Obama claims to want to help Americans by improving health care. He states that he wants to create a system where health care would be available to the 50 million people in this country who don’t have it, and reduce costs for the rest of us. He says that he wants to insure the long term viability of Medicare and Medicaid. He wants to provide more preventative care so that we live healthier, longer lives, reducing the need to manage debilitating diseases like diabetes. He makes the case that all of this would improve our long-term economic outlook. Now what could be wrong with all of that? Well, then, why has he provoked such anger with this plan?
I believe the most significant reason is a strange phenomenon that I have recognized through doing couple’s counseling, which I call “couple trap number two.” Here is how it works. One of the partners has a long standing need that has gone unmet. Let’s say the wife wants her husband to say “I love you.” For years, she has railed in pain and frustration about how he never says those words. Utilizing my techniques, the husband finally softens, and says the magic words, “I love you.” Now we would expect that the wife, having finally gotten what she wanted, would be grateful, thrilled, excited. Oh, no. As soon as he speaks, I start counting backwards from 10. By the time I get to 7, almost without fail, the wife gets furious. She says, “You didn’t say it the right way! You didn’t mean it! You’ll never say it again!” and the like. The husband gets angry and says, “You think I’ll ever say that again? You’ve got another thing coming!” It is as if I tipped a see-saw out of balance, and within a few seconds everything goes right back to where it had begun. The status quo is reestablished. The wife returns to complaining, the husband to withholding. Why do people get mad when they finally get what they want?
When we are emotionally hurt enough times, we not only learn that we shouldn’t trust the world, but we also come to believe that there is something fundamentally wrong with ourselves. The feeling that goes along with this belief is shame. This feeling and belief may be so pervasive that we are barely aware of it.
Let’s say we are a child and have an alcoholic father who treats us cruelly when he gets drunk. We know we can’t fight him, and so we simply hide the terrible humiliation we feel. This humiliation festers within us. This results in us feeling like there must be something wrong with us. That is why Dad treats us so bad.
Finally, after 8 years, mom gets rid of this guy and marries someone who is sober and really nice. This new guy wants to do good things for us. He makes big promises.
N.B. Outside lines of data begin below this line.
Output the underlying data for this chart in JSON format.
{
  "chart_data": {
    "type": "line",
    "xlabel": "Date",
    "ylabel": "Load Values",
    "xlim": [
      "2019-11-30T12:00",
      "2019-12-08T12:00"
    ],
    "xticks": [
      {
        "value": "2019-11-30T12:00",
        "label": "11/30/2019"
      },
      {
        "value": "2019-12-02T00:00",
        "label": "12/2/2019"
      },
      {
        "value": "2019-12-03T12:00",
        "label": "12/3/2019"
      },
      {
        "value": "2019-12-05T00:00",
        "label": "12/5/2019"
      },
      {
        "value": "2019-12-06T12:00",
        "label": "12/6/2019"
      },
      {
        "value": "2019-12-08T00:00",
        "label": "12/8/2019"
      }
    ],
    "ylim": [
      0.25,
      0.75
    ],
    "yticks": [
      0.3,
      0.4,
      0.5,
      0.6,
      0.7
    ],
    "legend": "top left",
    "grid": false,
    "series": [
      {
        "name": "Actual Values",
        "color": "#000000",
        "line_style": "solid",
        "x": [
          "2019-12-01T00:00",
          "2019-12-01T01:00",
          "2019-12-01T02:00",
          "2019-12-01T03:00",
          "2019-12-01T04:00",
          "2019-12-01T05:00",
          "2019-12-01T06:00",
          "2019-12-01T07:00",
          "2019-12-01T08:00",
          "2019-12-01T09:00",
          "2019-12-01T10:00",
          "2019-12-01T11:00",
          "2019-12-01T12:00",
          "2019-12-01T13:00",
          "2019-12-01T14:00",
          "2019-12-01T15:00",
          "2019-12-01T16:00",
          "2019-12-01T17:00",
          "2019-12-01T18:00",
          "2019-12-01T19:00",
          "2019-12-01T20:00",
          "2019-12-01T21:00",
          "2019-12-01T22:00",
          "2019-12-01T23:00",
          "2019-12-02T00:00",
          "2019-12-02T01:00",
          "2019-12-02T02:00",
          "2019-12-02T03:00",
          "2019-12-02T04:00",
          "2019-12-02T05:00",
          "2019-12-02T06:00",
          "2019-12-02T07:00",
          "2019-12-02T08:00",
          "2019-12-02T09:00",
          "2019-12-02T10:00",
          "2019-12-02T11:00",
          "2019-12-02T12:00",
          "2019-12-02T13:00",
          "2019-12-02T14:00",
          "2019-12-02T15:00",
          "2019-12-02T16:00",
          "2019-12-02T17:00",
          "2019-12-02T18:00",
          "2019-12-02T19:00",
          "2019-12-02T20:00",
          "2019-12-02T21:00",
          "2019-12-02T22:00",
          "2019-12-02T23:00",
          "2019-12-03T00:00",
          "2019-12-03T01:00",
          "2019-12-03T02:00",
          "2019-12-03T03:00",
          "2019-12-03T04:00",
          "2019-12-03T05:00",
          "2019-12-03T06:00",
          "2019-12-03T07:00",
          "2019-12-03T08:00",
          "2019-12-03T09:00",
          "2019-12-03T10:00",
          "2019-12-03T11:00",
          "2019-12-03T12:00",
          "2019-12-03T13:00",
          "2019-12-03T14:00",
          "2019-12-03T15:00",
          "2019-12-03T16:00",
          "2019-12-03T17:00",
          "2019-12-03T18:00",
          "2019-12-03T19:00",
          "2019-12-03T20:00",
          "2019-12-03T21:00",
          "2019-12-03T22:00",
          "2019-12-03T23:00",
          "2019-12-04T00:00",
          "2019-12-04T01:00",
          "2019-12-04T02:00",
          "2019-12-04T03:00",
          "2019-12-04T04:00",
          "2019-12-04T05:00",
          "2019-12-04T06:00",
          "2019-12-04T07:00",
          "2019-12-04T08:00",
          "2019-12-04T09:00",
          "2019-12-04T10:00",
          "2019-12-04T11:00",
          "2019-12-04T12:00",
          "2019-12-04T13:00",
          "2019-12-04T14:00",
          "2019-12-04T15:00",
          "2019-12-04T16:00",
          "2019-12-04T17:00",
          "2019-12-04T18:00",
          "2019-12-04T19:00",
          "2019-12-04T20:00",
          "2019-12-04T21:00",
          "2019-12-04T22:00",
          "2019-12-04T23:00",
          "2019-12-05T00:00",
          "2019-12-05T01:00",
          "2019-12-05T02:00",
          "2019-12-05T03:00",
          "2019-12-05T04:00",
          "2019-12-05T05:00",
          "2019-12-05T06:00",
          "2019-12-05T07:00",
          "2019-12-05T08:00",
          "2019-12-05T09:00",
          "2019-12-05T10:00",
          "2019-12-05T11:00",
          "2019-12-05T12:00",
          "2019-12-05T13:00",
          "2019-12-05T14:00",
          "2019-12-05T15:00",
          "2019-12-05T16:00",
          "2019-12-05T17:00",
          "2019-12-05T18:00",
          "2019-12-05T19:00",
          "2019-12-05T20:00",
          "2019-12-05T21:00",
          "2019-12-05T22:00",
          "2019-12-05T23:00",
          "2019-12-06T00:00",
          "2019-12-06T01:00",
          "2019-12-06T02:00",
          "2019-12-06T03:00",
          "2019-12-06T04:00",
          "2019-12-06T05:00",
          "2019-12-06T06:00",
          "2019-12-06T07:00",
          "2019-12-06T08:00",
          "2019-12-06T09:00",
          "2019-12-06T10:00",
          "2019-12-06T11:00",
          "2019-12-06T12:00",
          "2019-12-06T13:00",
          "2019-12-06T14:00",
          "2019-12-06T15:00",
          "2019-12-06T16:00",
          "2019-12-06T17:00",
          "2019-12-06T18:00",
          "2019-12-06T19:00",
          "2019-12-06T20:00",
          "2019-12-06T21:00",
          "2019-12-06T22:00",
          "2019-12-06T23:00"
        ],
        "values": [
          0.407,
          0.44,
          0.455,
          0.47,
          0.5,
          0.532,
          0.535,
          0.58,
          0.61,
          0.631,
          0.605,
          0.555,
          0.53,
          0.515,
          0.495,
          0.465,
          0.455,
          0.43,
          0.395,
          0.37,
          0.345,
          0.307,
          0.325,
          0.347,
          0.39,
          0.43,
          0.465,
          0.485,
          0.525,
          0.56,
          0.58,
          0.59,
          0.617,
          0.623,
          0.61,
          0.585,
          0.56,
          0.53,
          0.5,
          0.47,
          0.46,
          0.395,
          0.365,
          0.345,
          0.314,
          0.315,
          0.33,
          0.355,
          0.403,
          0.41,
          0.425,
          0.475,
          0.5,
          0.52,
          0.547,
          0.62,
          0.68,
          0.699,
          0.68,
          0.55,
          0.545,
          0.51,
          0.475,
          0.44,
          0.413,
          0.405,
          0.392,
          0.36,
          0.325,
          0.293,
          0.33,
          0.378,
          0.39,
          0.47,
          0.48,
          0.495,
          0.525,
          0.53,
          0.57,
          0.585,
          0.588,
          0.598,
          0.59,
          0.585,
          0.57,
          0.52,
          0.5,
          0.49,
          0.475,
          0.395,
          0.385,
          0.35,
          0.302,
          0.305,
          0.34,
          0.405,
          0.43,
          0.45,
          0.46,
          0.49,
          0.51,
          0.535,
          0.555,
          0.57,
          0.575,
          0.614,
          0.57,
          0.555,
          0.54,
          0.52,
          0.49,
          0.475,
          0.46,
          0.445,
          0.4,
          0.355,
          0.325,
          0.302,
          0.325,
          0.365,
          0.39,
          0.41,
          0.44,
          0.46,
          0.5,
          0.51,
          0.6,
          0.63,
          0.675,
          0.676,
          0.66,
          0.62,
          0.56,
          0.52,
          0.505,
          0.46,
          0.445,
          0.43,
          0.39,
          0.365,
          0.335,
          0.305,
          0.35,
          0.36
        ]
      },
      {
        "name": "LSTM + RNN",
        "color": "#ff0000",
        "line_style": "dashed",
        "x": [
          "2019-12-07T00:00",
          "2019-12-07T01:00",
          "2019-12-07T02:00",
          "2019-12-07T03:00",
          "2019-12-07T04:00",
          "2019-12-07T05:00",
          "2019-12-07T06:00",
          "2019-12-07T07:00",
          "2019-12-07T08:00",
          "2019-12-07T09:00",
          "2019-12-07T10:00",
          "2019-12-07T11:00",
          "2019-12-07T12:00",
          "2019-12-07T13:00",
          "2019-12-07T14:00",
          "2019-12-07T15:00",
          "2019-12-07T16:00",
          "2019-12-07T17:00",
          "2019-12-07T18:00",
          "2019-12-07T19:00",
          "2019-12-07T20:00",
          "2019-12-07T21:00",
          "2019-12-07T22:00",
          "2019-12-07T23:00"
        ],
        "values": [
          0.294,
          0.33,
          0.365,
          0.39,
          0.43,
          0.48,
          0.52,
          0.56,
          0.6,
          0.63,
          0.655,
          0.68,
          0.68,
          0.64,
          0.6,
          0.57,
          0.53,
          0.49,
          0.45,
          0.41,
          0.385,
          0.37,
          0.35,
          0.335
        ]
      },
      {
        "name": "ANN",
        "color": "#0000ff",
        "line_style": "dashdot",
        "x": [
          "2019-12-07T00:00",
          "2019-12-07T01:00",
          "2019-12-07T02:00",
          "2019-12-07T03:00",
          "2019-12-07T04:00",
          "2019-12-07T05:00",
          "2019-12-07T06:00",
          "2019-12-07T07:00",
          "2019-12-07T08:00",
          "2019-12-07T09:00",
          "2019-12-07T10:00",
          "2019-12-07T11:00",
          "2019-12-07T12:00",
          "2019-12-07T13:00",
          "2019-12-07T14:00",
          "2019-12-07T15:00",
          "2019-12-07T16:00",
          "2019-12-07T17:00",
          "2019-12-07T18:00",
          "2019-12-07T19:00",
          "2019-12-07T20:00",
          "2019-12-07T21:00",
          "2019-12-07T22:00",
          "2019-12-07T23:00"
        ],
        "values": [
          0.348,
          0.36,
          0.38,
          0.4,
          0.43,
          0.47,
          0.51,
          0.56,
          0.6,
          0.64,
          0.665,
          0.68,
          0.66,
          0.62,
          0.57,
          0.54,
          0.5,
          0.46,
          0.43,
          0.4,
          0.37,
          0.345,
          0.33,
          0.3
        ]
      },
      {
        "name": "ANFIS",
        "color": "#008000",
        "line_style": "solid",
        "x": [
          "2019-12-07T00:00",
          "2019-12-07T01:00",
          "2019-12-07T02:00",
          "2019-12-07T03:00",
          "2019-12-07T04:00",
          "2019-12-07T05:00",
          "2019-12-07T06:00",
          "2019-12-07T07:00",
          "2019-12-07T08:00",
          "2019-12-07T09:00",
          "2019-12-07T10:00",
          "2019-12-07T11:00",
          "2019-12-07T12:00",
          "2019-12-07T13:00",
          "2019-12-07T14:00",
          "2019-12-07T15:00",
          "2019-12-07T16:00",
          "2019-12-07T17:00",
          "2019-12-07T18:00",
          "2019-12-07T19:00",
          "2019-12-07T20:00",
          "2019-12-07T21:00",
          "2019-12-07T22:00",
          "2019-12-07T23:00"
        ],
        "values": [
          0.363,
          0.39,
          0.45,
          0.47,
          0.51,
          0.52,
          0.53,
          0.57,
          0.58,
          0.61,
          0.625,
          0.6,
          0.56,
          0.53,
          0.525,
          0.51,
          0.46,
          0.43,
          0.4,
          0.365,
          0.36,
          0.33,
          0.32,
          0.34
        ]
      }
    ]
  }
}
The promise of getting what we want brings up not having had our needs met in the past. All the buried anger that we have kept inside comes bubbling up to the surface. We feel the kindling of hope within that we are finally going to be treated well and get what we need. This hope brings up fear. If we allow ourselves to want, we risk being disappointed again. We must reject this hope and tell ourselves it is all a lie. It will never come true! Our dad always made promises he never kept. Why would it be different now? We get angry at ourselves for being such a fool. Since we have become convinced that we are bad, we know that we don’t deserve good treatment anyway. When someone offers us something positive, we can’t take it in, because it doesn’t conform to our negative view of ourselves. Why would Obama really want to do anything good for me? It’s all a sham! Irrespective of the treatment we may have received from our cruel father, we are also loyal to him. To accept this new, loving treatment is also to betray our rotten father. Out of loyalty, we would rather suffer than change.
So, when we are presented with a man who is offering us a positive change that will improve our lives, instead of responding with joy, many of us respond with fear and anger. Underneath that fear and anger is shame. This means that all too many of us have been continuously hurt and disappointed both in our personal lives and in our political lives. Seeing the possibility of good makes us feel things we would rather bury: our humiliations, our hurt, and our disappointment. Rather than feel those things we reject in anger. Since on a deep level all too many of us loath ourselves, we would rather destroy ourselves with obesity than accept the help that Obama’s new plan would provide. We find all the good reasons in the world why it just won’t work. When we have been so badly hurt in the past, our reaction to something good is to reject it. When people get angry at Obama, it is like the old story of the tiger who has been beaten in the circus. When the poor animal was finally offered food and kindness he attacked the giver.
If we want to gain people’s trust when they have been so wounded and feel so badly about themselves, like the tiger, we must approach them very gingerly. Until they can heal their shame their likely reaction will be to snap.